That would be a negatory. The silly but accurate Y rule from second grade or so still applies: When a word ends in a consonant and -Y, drop the -Y and add -IES. When it ends in a vowel and -Y, just add -S.
Using the British form for half the set of homonyms that most beautifully illustrate this: “Detective stories often have criminal types skulking around upper storeys.”
That’s true. However, nobody in this thread, certainly not me, ever said that it was “the modern standard.” I said it was correct in modern writing, which is not at all the same thing.
Find a new strawman. Better yet, don’t put words into my mouth and then berate me for them.
I’m a bit puzzled as how anyone can authoritatively say that one is more formal, or by inference, more proper, than the other when all the dictionaries I’ve looked at list “attorney generals” and “attorneys general” as equally proper plurals.
In fact, I haven’t even found a usage note illuminating any difference between the two.
I think any opinions about which is modern and which is old or which is right for publishing or whatever are simple reflections of an individual’s preference, and nothing to do with correctness. Use either one you please, but there’s nothing wrong with using the other.
“Attorney General” is an example of a postpositive adjective. Postpositive adjectives follow the nouns they modify in accordance with Romance syntax rather than Germanic syntax that English normally follows. They’re usually found in English as a remnant of Norman French influence during the Middle Ages, especially right after the Norman Conquest.
French legal phrases, syntax and all, were adopted into English unchanged, even though in English adjectives almost always precede the nouns they modify. A few examples of legal phrases with postpositive adjectives: accounts payable, accounts receiveable, attorney general, condition precedent, condition subsequent, easement appurtenant, fee simple, president-elect, court martial, queen regnant, heir apparent, body politic, sum total, notary public.
Source: Bryan E. Garner, A Dictionary of Modern Legal Usage 424-425 (1987).
Since the noun precedes the adjective describing it, the prescriptivist answer is that it’s the thing being pluralized, e.g. notaries public, courts martial, attorneys general.
As Walloon said, it was a logical conclusion based on what you had said. I’m not sure where this “berating” comes in, but accusations of strawmanism and putting words in mouths seem to be closer to berating than anything I said.
Are either of you really trying to argue that there is one standard and that no other usage therefore can be correct? If so, thank you for the gift. I love it when people try to proffer arguments that have no basis in reality.
If not, and it seems impossible that anyone could argue such nonsense, don’t try to pretend that I ever said there was an equivalency between a new correct usage and a new modern standard. I never said it, no matter what words you try to put into my mouth. Keep your absurd arguments to yourselves.
Just to remind you of the difference between what I said and your fanciful interpretations of it, here it is one more time.
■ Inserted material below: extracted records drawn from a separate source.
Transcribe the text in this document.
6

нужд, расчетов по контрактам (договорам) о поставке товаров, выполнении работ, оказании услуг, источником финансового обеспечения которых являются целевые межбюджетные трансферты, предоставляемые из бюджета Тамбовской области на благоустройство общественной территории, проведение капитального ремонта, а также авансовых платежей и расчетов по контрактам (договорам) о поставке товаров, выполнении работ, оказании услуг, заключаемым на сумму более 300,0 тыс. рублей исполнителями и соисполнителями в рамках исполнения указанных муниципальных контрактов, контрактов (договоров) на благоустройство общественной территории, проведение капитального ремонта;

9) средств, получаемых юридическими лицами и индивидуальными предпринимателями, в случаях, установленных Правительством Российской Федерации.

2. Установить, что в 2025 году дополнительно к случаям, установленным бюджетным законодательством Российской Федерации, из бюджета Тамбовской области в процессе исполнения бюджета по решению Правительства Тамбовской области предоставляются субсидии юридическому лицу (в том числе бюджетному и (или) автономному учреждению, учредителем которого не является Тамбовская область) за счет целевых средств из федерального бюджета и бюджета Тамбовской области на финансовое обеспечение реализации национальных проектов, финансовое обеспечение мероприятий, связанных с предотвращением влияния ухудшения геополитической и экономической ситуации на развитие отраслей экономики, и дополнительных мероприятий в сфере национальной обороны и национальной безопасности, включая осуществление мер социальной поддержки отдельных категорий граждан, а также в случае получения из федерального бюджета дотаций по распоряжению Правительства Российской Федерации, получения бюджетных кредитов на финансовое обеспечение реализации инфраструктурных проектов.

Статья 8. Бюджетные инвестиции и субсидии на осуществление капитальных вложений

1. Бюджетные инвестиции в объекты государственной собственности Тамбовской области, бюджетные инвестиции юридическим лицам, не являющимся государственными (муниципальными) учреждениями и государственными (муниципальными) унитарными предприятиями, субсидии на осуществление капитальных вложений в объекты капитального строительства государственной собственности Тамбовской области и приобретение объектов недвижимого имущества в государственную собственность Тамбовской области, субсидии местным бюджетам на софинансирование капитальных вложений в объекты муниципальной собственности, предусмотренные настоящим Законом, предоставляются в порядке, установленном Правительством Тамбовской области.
It is correct to use attorney generals in everyday writing. It is done by good writers and journalists.
For formal writing, the standard is attorneys general, as preserved in The National Association of Attorneys General.
Any inference from those statements that a new standard has yet been accepted is illogical in the extreme.
Good question, I guess this phrase and the other ones described by pravnik were adapted to English even though they were borrowed almost unchanged from French.
Because the English borrowed the words, but not the rest of the rules of French grammar. That’s not unusual in such a jackdaw language as English - “oooh - shiny”.
Vocabulary is relatively easy to borrow, but rules of grammar aren’t.
Which proves exactly nothing other than a mistake got by an editor or WBOC editors changed the story to fit their style.
Associated Press Style is unambiguously “attorneys general”. I have the stylebook in front of me. If that’s not enough, go to the AP website itself, search for “attorneys general” and “attorney generals” and see how many hits you get.
Just to be clear, I am not arguing this. What I am saying is that in formal usage that is guided by a clear stylebook for purposes of consistency, there may be stylistically correct and incorrect usages. For newspapers that follow Associated Press style, an editor should change “attorney generals” to “attorneys general,” as that is the style of that medium.